Cardozo dialed the telephone. "Not outside the city," Mrs. Cardozo said. "Your father doesn't like that. The bill is too high already."

"Sergeant?" Cardozo said. "It's me."

"You were dialing too long," Mrs. Cardozo said. "You're outside the city. Keep it short, Simon, or your father will be at me again."

"Do you have Douwe Scherjoen's photo?" Cardozo asked.

"Ask Grijpstra," de Gier said. "The commissaris went off with Grijpstra, but something must have gone wrong. They're presently being saved by the State Police, between Tzum and Tzummarum."

"Is that close to Dingjum?"

"It's in Friesland," de Gier said. "Fm not Frisian.

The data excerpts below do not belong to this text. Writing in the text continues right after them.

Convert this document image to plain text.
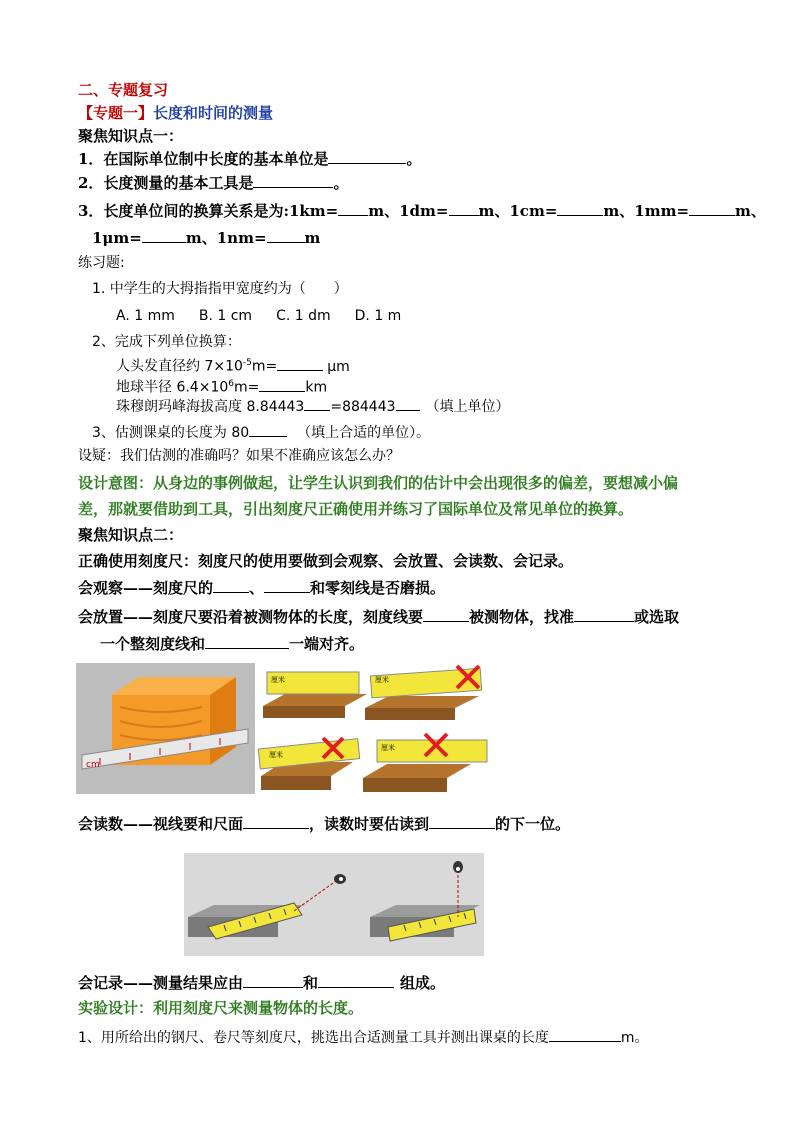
二、专题复习
【专题一】长度和时间的测量
聚焦知识点一：
1．在国际单位制中长度的基本单位是	。
2．长度测量的基本工具是	。
3．长度单位间的换算关系是为:1km= m、1dm= m、1cm=	m、1mm=	m、
1μm=	m、1nm=	m
练习题:
1. 中学生的大拇指指甲宽度约为（　　）
A. 1 mm B. 1 cm C. 1 dm D. 1 m
2、完成下列单位换算：
人头发直径约 $7\times 10^{-5}m=$	μm
地球半径 $6.4\times 10^6m=$	km
珠穆朗玛峰海拔高度 8.84443 =884443 （填上单位）
3、估测课桌的长度为 80	（填上合适的单位）。
设疑：我们估测的准确吗？如果不准确应该怎么办？
设计意图：从身边的事例做起，让学生认识到我们的估计中会出现很多的偏差，要想减小偏
差，那就要借助到工具，引出刻度尺正确使用并练习了国际单位及常见单位的换算。
聚焦知识点二：
正确使用刻度尺：刻度尺的使用要做到会观察、会放置、会读数、会记录。
会观察——刻度尺的 、	和零刻线是否磨损。
会放置——刻度尺要沿着被测物体的长度，刻度线要	被测物体，找准	或选取
一个整刻度线和	一端对齐。
cm
厘米	厘米
厘米
厘米
会读数——视线要和尺面	，读数时要估读到	的下一位。
会记录——测量结果应由	和	组成。
实验设计：利用刻度尺来测量物体的长度。
1、用所给出的钢尺、卷尺等刻度尺，挑选出合适测量工具并测出课桌的长度	m。
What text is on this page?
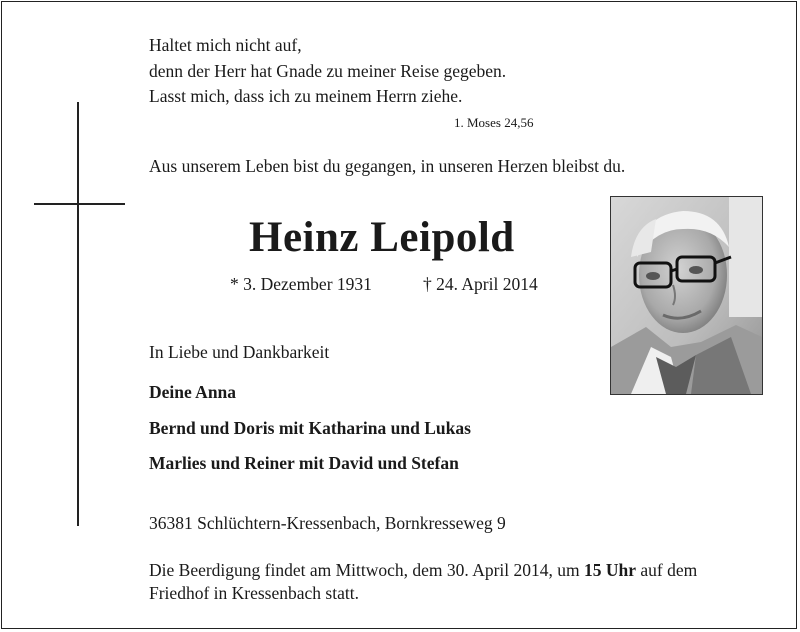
Haltet mich nicht auf,
denn der Herr hat Gnade zu meiner Reise gegeben.
Lasst mich, dass ich zu meinem Herrn ziehe.
1. Moses 24,56
Aus unserem Leben bist du gegangen, in unseren Herzen bleibst du.
Heinz Leipold
* 3. Dezember 1931	† 24. April 2014
In Liebe und Dankbarkeit
Deine Anna
Bernd und Doris mit Katharina und Lukas
Marlies und Reiner mit David und Stefan
36381 Schlüchtern-Kressenbach, Bornkresseweg 9
Die Beerdigung findet am Mittwoch, dem 30. April 2014, um 15 Uhr auf dem
Friedhof in Kressenbach statt.
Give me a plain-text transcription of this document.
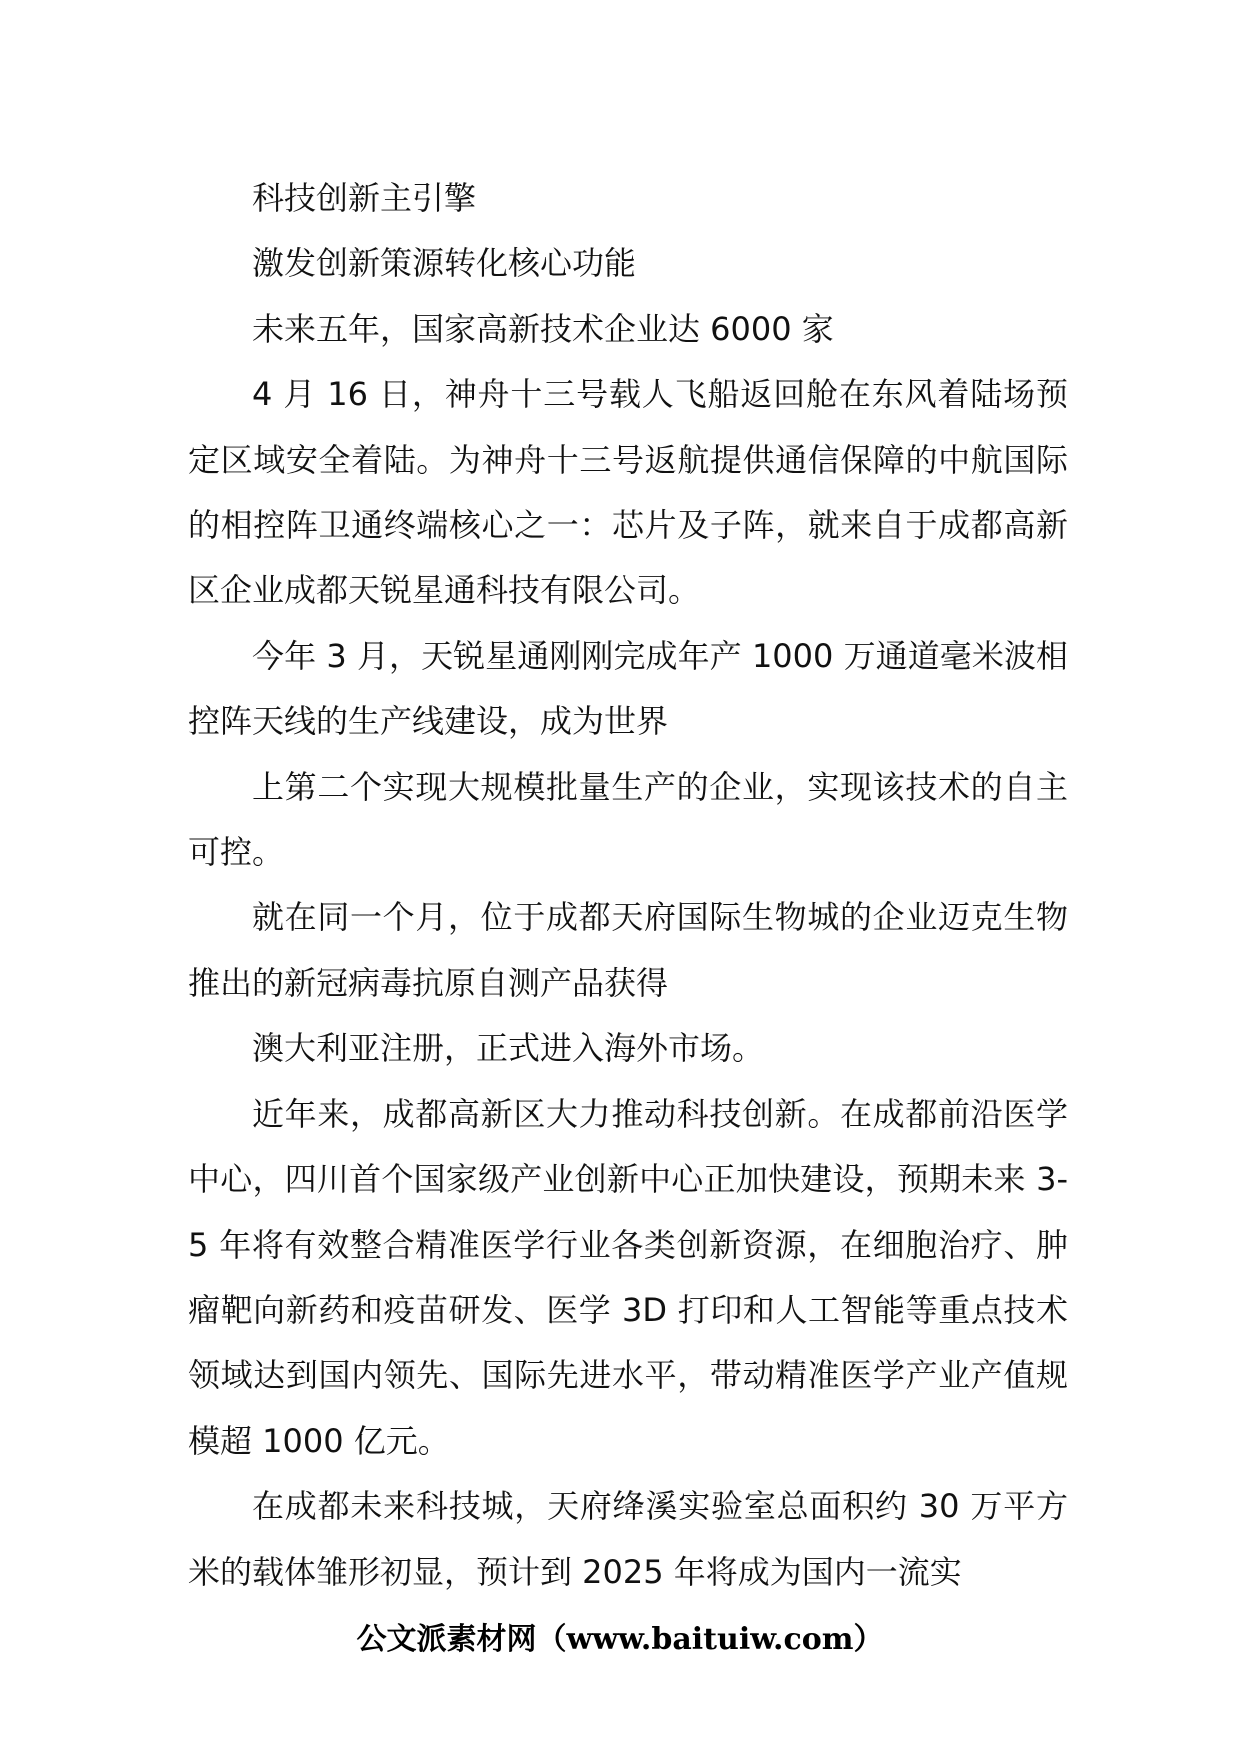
科技创新主引擎

激发创新策源转化核心功能

未来五年，国家高新技术企业达 6000 家

4 月 16 日，神舟十三号载人飞船返回舱在东风着陆场预定区域安全着陆。为神舟十三号返航提供通信保障的中航国际的相控阵卫通终端核心之一：芯片及子阵，就来自于成都高新区企业成都天锐星通科技有限公司。

今年 3 月，天锐星通刚刚完成年产 1000 万通道毫米波相控阵天线的生产线建设，成为世界

上第二个实现大规模批量生产的企业，实现该技术的自主可控。

就在同一个月，位于成都天府国际生物城的企业迈克生物推出的新冠病毒抗原自测产品获得

澳大利亚注册，正式进入海外市场。

近年来，成都高新区大力推动科技创新。在成都前沿医学中心，四川首个国家级产业创新中心正加快建设，预期未来 3-5 年将有效整合精准医学行业各类创新资源，在细胞治疗、肿瘤靶向新药和疫苗研发、医学 3D 打印和人工智能等重点技术领域达到国内领先、国际先进水平，带动精准医学产业产值规模超 1000 亿元。

在成都未来科技城，天府绛溪实验室总面积约 30 万平方米的载体雏形初显，预计到 2025 年将成为国内一流实

公文派素材网（www.baituiw.com）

I'm not in on this. I cook pea soup from a can and take care of a rat-and of a Frisian lady who'll be fetching me in a moment."

"I've got to have that photo," Cardozo said, "if I am to do my work. Shall I come and get it myself?"

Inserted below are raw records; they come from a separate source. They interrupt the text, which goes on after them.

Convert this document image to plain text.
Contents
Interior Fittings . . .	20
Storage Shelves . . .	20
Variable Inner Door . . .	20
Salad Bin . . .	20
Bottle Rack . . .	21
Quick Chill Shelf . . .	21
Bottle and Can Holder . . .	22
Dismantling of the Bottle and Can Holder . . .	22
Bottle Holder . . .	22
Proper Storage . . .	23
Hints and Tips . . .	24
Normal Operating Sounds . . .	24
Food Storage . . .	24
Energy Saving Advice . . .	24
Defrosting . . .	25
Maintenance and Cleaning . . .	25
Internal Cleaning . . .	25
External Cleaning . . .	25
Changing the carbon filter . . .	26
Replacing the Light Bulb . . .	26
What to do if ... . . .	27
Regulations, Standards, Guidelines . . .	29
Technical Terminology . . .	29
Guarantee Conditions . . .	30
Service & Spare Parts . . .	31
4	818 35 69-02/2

"How?" de Gier asked. "Grijpstra has the car. The commissaris has lost his car, in a well between gardens. You can't declare expenses because you'd be moving outside your area."

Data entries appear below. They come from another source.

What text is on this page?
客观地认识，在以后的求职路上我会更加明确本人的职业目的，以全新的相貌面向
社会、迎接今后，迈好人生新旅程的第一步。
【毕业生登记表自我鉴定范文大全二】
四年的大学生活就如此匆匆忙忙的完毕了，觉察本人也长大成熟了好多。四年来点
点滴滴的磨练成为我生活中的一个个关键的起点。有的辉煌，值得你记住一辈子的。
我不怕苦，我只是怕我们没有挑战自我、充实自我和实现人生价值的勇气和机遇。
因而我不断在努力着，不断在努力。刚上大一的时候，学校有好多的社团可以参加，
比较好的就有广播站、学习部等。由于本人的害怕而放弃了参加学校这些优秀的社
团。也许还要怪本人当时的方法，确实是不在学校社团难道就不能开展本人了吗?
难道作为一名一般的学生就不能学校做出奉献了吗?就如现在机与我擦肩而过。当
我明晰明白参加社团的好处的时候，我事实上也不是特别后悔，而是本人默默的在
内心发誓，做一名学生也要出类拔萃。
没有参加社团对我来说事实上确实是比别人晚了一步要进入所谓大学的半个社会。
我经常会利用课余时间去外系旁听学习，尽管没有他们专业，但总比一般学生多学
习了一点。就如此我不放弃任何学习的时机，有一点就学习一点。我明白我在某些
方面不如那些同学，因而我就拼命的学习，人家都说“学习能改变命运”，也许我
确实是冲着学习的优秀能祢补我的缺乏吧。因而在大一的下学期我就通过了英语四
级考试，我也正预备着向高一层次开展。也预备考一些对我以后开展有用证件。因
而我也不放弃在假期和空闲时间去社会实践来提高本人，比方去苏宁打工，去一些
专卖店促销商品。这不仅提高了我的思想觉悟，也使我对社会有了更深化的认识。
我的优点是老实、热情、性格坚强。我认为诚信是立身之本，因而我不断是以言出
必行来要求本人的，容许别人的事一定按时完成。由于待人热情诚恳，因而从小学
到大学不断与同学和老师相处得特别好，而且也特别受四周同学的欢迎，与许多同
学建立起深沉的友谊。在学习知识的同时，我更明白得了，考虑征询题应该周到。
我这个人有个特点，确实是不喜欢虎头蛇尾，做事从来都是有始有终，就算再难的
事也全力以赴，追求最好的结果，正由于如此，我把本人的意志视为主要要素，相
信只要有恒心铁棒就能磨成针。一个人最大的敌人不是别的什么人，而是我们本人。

"A train ticket will cost some money," Cardozo said.

"You're an idealist, aren't you?"

"Aren't you one too?"

"A nihilist," de Gier said. "Nihilists don't give a shit about anything-at that depth one has to be advanced. You aren't anywhere near there yet. Look here, why don't you cycle to Friesland tomorrow? I've just watched the news, the weather should be fine. It's only forty miles or so. Make it a holiday, watch the birds from the dike. Ever seen a cormorant land? They splash down and flop up. A great sight."

"You're really not in on this?" Cardozo asked.

"No," de Gier said. He replaced the phone. The sergeant wandered past the flowery wallpaper, the imitation Gothic dining room table, the copy of a Louis XVI recliner, and then past a clothes chest modeled on an antique Eastern Dutch design.